Sunday morning things were not looking good, I had my first migraine in ages and a mountain of washing to fold. I luckily managed to get rid of most of the headache with meds but was left with a slurry tongue and an inability to deal with any stress. I asked my husband to plan a trip so we could get some fresh air, I didn’t want to do any thinking.

As soon as we were on our way we all felt in a much better mood. We came off the freeway for lunch at a diner. The waiter had A LOT of trouble understanding what I was saying, which almost never happens to me anymore. My theory on this is that they encounter less British customers down in Orange County,  but I could be wrong. Brits are ten a penny where we live. Anyway, I thought I’d treat myself to a side of seasoned fries with my soup but got fruit. Maybe the guy was just trying to do me a favor, so I ate the fruit.

Once we had wiped the kids’ lunch off their faces, clothes, hands, hair and seats we carried on to Balboa. We brought the kids’ Kickboard scooters along. These scooters are so awesome, and no one is paying me to say this. We resisted buying them for so long and finally after having no luck getting them excited about the scooters we had, and then one of the scooter’s repeatedly throwing the kids off it we tried out a friend’s. It wasn’t long till we bought the new scooters for each of them. Within a week it was like they had been born on them. I am just under the weight limit for my daughter’s  larger Kickboard so I got to try it out and it is so cool. The kids scooted around the boardwalk for a bit, we went up and down the pier and looked at all the people fishing and what they had caught. My son got particularly excited when we reached the end of the pier with that beautiful uninterrupted view out to sea when he noticed a table that had a ketchup bottle on it, “OH!! Ketchup! Look, Ketchup”. His new thing is to yell “OH” extremely loud whenever he sees something interesting or that he likes.

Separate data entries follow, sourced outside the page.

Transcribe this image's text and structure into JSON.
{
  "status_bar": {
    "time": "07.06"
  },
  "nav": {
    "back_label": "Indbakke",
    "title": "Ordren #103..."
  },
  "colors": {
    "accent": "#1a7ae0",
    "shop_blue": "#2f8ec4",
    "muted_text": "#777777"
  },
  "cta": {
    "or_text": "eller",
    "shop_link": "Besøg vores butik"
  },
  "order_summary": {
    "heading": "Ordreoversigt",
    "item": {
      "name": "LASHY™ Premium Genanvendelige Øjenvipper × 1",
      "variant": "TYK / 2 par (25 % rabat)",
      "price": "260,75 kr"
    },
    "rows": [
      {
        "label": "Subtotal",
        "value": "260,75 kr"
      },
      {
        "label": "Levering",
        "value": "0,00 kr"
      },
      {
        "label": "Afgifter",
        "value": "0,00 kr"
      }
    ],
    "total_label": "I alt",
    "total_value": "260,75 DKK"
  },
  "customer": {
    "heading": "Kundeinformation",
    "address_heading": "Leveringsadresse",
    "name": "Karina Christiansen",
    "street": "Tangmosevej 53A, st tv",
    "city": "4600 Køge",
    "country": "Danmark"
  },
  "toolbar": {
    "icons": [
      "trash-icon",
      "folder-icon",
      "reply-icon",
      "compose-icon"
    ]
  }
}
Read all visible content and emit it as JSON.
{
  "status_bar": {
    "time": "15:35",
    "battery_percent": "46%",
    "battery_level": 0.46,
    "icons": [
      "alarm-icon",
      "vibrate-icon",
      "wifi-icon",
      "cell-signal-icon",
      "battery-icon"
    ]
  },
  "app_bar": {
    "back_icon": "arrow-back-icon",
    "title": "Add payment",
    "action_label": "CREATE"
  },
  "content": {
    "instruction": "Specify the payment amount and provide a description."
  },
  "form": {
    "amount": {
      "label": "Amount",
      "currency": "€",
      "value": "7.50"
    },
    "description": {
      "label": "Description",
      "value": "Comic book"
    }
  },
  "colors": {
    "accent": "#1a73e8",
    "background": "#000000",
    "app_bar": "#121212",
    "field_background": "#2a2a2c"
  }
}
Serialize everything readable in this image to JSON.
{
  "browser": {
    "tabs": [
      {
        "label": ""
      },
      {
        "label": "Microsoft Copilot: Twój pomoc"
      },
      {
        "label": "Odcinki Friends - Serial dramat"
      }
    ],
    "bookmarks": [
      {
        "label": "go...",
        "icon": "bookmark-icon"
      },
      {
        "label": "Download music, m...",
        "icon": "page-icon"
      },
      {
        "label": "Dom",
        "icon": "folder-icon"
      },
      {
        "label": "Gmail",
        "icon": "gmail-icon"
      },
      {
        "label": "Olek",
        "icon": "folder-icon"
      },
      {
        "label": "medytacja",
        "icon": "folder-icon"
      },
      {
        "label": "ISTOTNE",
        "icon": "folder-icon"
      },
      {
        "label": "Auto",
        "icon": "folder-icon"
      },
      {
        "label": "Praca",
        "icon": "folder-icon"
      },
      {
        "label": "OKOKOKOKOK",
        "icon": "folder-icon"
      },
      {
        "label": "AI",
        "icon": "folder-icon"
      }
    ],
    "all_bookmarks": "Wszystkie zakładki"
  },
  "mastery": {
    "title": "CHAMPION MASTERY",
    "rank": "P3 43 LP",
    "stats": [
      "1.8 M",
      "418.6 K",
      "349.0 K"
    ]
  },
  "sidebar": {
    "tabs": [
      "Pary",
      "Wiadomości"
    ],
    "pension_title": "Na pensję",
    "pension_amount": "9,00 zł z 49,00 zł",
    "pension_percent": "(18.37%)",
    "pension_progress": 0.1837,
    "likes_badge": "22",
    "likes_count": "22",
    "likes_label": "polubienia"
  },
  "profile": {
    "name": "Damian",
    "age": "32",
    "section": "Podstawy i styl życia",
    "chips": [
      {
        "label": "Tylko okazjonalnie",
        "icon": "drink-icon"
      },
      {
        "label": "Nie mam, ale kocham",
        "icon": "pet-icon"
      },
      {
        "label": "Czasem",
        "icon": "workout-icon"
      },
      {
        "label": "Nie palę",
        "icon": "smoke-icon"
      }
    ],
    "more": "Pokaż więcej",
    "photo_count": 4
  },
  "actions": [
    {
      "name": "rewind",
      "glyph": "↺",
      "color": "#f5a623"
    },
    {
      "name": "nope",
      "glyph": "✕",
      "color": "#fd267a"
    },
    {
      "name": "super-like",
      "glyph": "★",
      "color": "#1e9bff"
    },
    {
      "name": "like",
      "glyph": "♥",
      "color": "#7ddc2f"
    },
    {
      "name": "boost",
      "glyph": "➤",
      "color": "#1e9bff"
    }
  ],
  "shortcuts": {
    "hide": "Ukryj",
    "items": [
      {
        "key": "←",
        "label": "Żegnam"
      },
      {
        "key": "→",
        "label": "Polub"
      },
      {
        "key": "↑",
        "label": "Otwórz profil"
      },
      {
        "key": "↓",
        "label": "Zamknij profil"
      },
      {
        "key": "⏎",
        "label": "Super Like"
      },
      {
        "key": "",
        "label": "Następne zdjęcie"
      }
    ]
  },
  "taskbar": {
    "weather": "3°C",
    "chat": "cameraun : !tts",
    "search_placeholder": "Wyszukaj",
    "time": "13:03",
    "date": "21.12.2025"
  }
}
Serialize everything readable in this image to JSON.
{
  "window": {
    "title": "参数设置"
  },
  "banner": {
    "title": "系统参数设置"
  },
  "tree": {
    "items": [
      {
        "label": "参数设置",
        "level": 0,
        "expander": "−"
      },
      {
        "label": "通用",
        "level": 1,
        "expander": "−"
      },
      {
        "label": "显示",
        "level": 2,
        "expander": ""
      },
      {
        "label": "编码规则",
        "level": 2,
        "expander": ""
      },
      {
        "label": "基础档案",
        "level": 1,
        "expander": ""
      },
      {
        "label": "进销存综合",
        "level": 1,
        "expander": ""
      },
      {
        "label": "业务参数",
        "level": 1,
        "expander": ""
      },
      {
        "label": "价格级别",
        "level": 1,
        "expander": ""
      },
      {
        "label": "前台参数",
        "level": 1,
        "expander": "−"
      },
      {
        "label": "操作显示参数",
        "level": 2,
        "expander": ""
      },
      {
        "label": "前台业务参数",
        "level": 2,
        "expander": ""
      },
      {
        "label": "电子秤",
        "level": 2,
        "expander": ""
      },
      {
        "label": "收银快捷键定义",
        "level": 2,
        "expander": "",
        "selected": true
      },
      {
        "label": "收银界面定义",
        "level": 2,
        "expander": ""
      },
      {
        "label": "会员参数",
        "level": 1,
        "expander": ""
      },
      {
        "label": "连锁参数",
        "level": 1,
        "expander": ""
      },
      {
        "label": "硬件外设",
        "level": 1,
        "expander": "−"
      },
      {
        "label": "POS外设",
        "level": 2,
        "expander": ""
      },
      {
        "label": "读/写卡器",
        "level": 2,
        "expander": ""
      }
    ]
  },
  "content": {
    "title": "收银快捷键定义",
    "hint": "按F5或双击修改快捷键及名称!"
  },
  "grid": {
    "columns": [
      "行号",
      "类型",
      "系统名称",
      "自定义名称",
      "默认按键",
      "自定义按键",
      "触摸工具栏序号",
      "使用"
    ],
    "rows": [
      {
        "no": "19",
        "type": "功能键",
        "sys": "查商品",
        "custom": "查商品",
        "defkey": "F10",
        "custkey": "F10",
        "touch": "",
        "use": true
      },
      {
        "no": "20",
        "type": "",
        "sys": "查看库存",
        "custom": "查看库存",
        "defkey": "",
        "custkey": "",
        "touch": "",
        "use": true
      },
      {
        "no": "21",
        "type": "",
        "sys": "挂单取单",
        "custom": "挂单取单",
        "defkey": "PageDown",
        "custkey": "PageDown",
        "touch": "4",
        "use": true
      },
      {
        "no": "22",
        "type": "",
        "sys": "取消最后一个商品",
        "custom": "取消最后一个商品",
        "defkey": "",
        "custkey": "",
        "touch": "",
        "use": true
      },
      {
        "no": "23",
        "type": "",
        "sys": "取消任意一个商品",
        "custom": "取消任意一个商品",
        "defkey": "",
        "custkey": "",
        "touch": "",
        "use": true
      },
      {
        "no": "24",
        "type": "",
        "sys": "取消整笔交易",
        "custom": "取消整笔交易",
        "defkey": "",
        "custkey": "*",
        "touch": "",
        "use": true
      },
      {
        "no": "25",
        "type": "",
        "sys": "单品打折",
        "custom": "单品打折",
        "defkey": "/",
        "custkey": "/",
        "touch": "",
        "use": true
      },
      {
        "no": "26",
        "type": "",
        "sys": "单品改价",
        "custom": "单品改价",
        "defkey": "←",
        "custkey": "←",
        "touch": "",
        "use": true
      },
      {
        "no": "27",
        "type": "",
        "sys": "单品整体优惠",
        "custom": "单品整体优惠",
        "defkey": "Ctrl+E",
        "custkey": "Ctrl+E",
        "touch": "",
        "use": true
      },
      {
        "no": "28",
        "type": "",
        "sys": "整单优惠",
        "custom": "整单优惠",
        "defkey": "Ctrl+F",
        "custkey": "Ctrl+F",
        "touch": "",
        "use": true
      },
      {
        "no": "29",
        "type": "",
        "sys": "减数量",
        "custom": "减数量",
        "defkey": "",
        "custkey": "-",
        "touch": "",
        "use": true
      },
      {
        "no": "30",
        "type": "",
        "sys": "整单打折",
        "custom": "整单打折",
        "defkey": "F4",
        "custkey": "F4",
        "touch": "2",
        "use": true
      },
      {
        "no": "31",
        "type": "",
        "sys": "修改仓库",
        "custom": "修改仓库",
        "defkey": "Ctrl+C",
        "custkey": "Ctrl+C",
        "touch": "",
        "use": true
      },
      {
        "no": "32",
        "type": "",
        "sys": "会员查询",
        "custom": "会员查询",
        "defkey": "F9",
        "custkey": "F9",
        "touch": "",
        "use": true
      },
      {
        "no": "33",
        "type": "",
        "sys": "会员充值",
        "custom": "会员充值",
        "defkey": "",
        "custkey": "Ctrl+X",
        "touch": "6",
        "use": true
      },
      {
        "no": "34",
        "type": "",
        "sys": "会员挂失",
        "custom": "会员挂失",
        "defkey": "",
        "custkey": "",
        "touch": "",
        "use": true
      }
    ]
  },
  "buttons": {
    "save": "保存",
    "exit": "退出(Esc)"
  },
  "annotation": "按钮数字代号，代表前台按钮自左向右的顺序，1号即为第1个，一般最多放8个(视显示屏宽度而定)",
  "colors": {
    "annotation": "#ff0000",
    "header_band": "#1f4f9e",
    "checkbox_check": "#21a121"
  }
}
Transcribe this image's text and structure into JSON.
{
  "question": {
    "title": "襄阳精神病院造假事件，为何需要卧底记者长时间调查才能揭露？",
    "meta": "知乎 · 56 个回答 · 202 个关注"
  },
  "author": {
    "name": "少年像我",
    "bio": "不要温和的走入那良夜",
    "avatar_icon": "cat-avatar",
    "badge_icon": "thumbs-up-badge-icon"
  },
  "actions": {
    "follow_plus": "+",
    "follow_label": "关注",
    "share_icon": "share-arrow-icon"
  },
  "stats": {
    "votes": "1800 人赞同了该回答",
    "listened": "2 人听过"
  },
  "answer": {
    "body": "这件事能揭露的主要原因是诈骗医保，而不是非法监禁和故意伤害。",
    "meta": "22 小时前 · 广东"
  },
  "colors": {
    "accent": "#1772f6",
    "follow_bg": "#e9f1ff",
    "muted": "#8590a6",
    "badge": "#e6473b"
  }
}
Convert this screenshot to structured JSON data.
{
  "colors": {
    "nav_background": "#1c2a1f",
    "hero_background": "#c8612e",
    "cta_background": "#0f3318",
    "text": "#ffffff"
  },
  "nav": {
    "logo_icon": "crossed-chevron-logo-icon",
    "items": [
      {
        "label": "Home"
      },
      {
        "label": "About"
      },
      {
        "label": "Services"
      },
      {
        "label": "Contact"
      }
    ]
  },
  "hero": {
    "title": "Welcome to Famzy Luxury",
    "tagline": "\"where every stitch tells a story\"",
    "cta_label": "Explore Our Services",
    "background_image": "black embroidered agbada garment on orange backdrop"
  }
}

After riding around the park for a while we went for a walk around the other boardwalk on the opposite side of the island, the kids looked at all the photos of whales and big fish outside the fishing rental places and then we went and got our frozen bananas from the regular place. My son managed to eat almost all the chocolate and sprinkles off his banana whilst entirely avoiding eating any banana. He does like bananas, but he has his priorities.